Onze ouderen hebben het al lastig genoeg. Bejaarden zitten uitgedroogd en verhongerd in verpleeghuizen en 'jonge ouderen' worden nu ook nog eens gestraft voor het feit dat ze jaren geleden niet wisten dat de pensioenleeftijd werd verhoogd. Dit is geheel en al te danken aan de regering die dit soort onwenselijke maar noodzakelijke maatregelen bewust zo lang mogelijk verzwegen heeft. Op zich is dat erg genoeg, maar het wordt zo mogelijk nog erger doordat men de boel vervolgens in korte tijd probeert te hervormen.

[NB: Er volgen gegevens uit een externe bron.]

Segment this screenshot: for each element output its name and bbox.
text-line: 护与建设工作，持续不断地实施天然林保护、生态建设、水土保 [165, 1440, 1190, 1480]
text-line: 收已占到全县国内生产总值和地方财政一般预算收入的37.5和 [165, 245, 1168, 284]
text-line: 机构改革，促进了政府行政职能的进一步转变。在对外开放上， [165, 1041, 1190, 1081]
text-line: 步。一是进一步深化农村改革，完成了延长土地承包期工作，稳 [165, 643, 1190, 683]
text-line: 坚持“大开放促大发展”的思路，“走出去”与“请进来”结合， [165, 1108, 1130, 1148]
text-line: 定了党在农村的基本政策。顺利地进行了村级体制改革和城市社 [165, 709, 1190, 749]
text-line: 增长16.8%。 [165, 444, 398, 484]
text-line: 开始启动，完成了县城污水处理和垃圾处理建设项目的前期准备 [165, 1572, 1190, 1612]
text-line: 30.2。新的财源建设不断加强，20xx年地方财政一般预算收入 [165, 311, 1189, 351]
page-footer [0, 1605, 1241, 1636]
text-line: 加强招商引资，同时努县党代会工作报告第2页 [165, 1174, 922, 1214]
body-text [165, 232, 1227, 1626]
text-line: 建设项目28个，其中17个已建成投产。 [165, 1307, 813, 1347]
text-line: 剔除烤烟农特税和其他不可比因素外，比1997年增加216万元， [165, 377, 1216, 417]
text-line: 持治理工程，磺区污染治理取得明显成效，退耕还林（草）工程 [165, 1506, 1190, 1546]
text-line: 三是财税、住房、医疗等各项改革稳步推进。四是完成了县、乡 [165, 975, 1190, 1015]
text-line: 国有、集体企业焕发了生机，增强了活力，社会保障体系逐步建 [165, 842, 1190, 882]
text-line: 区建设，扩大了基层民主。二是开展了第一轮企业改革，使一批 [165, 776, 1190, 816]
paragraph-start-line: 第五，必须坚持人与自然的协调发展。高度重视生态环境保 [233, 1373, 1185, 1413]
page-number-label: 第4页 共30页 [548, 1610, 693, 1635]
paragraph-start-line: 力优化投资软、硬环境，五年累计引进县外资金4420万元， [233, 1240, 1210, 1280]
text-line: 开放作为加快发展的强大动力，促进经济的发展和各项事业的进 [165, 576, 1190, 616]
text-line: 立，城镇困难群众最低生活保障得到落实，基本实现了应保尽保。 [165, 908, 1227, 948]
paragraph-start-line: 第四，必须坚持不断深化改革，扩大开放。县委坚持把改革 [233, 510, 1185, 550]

Dat gaat niet zomaar. De overheid moet altijd rekening houden met de leefomstandigheden van burgers. Als zij ongewild en onaangekondigd het kind van de rekening zijn moeten er maatregelen worden genomen om ze een handje te helpen. Een uitkering op minimumniveau is wat dat betreft eenvoudig niet voldoende.
De principes van good governance of rentmeesterschap eisen dat de staat adequate maatregelen treft om de schade te beperken, ja, ook als dit ons de komende jaren extra (belasting-) geld kost. Dit betekent dat de uitkering die mensen ontvangen tijdens de overbruggingsperiode omhoog moet; ze moeten in die jaren zo niet hetzelfde dan in ieder geval bijna hetzelfde bedrag krijgen als nadien. Dit levert de staatskas een behoorlijke kostenpost op, maar het is a) onwenselijk en b) zelfs onacceptabel om die mensen niet te helpen.
In Nederland zijn grote hervormingen nodig. Het ontslagrecht moet nog flexibeler worden en uiteindelijk moeten de pensioenen helemaal geprivatiseerd worden. Het mag echter niet zo zijn dat mensen die in overbruggingsperiodes terechtkomen het slachtoffer zijn. Rutte II moet dus terug naar de tekentafel en een plan ontwerpen waardoor dat nachtmerriescenario voorkomen wordt.